I rischi da indicare nel documento
Nel modello trovano spazio diversi aspetti pratici. Vengono richiamati i rischi generali, come l’idoneità dell’ambiente di lavoro domestico o esterno, l’attenzione all’impianto elettrico, la corretta gestione degli spazi e il rispetto di norme comportamentali utili a prevenire incidenti. Sono inoltre richiamati i comportamenti corretti nell’utilizzo di arredi, scale portatili e altri elementi che possono incidere sulla sicurezza quotidiana, con un focus particolare sulla prevenzione di cadute e infortuni domestici.
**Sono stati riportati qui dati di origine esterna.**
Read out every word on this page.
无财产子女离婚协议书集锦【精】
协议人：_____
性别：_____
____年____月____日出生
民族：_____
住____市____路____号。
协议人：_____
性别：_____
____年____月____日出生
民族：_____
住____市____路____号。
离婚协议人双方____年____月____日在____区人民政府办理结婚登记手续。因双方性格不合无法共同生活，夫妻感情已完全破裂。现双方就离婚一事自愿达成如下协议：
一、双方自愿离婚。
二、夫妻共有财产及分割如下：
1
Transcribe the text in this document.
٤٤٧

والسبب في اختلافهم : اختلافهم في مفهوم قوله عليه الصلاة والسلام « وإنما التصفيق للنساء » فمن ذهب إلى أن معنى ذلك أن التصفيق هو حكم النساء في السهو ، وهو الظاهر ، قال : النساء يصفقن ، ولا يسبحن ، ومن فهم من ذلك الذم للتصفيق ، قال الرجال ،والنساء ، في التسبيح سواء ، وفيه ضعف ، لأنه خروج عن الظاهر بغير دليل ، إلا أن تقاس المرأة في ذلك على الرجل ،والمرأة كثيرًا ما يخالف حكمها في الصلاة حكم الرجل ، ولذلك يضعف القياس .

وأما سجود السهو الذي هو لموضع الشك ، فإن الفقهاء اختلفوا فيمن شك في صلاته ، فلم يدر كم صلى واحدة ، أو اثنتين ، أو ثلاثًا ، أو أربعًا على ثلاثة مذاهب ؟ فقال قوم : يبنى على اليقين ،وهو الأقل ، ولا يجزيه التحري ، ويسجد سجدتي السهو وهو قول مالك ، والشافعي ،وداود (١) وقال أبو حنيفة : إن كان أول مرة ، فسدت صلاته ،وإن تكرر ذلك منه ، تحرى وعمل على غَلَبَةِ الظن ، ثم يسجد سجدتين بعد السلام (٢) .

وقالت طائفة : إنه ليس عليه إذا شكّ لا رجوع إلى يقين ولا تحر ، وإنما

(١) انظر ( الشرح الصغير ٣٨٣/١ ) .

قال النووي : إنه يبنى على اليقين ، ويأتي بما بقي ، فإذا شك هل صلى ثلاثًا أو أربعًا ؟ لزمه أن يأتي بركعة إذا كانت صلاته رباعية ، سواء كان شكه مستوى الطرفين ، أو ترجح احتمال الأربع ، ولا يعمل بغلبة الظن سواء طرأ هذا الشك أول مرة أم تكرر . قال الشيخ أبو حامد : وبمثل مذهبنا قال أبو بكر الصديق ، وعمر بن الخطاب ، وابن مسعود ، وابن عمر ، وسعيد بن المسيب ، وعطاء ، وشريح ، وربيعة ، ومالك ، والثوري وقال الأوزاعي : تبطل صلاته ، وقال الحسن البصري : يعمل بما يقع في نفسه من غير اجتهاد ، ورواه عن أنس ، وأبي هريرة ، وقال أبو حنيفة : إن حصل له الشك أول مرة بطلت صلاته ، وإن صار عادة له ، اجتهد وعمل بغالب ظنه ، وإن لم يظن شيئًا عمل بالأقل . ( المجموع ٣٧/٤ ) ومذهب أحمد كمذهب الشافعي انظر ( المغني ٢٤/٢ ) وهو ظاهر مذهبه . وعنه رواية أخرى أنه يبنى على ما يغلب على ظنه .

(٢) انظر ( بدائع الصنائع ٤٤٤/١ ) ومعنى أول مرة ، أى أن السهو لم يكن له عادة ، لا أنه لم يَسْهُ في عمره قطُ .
Videoterminali e tecnostress
Una parte importante dell’informativa riguarda poi i rischi collegati all’uso prolungato di pc, monitor, tastiere e smartphone. Il documento suggerisce di richiamare l’attenzione su problemi che possono riguardare la vista, la colonna vertebrale, la postura e il sovraccarico mentale. Tra i fenomeni da non sottovalutare compare anche il cosiddetto tecnostress, spesso associato alla sindrome dell’always on, cioè alla sensazione di dover essere sempre connessi e reperibili. In questo quadro viene ribadita l’importanza del diritto alla disconnessione, considerato uno degli elementi chiave per proteggere il benessere psicofisico del lavoratore.
Dai portatili alla sicurezza alla guida
La Fondazione suggerisce inoltre di inserire nell’informativa anche una sezione con raccomandazioni operative sull’uso corretto di computer portatili, tastiere e telefoni cellulari. Tra le indicazioni utili rientrano anche quelle per limitare, per quanto possibile, l’esposizione a campi elettromagnetici e per adottare comportamenti prudenti durante eventuali spostamenti. Non manca nemmeno un richiamo alla sicurezza alla guida, aspetto tutt’altro che marginale quando l’attività lavorativa comporta trasferimenti o utilizzo di dispositivi mobili in movimento.
Anche gli oggetti più semplici contano
La parte finale del modello affronta infine i rischi legati alla cosiddetta piccola attrezzatura da ufficio, come forbici, tagliacarte e pinzatrici, strumenti apparentemente banali ma comunque potenzialmente fonte di piccoli infortuni. A chiudere il documento è previsto uno spazio riservato alla firma del lavoratore e a quella del Rls, così da attestare formalmente l’avvenuta consegna e presa visione dell’informativa.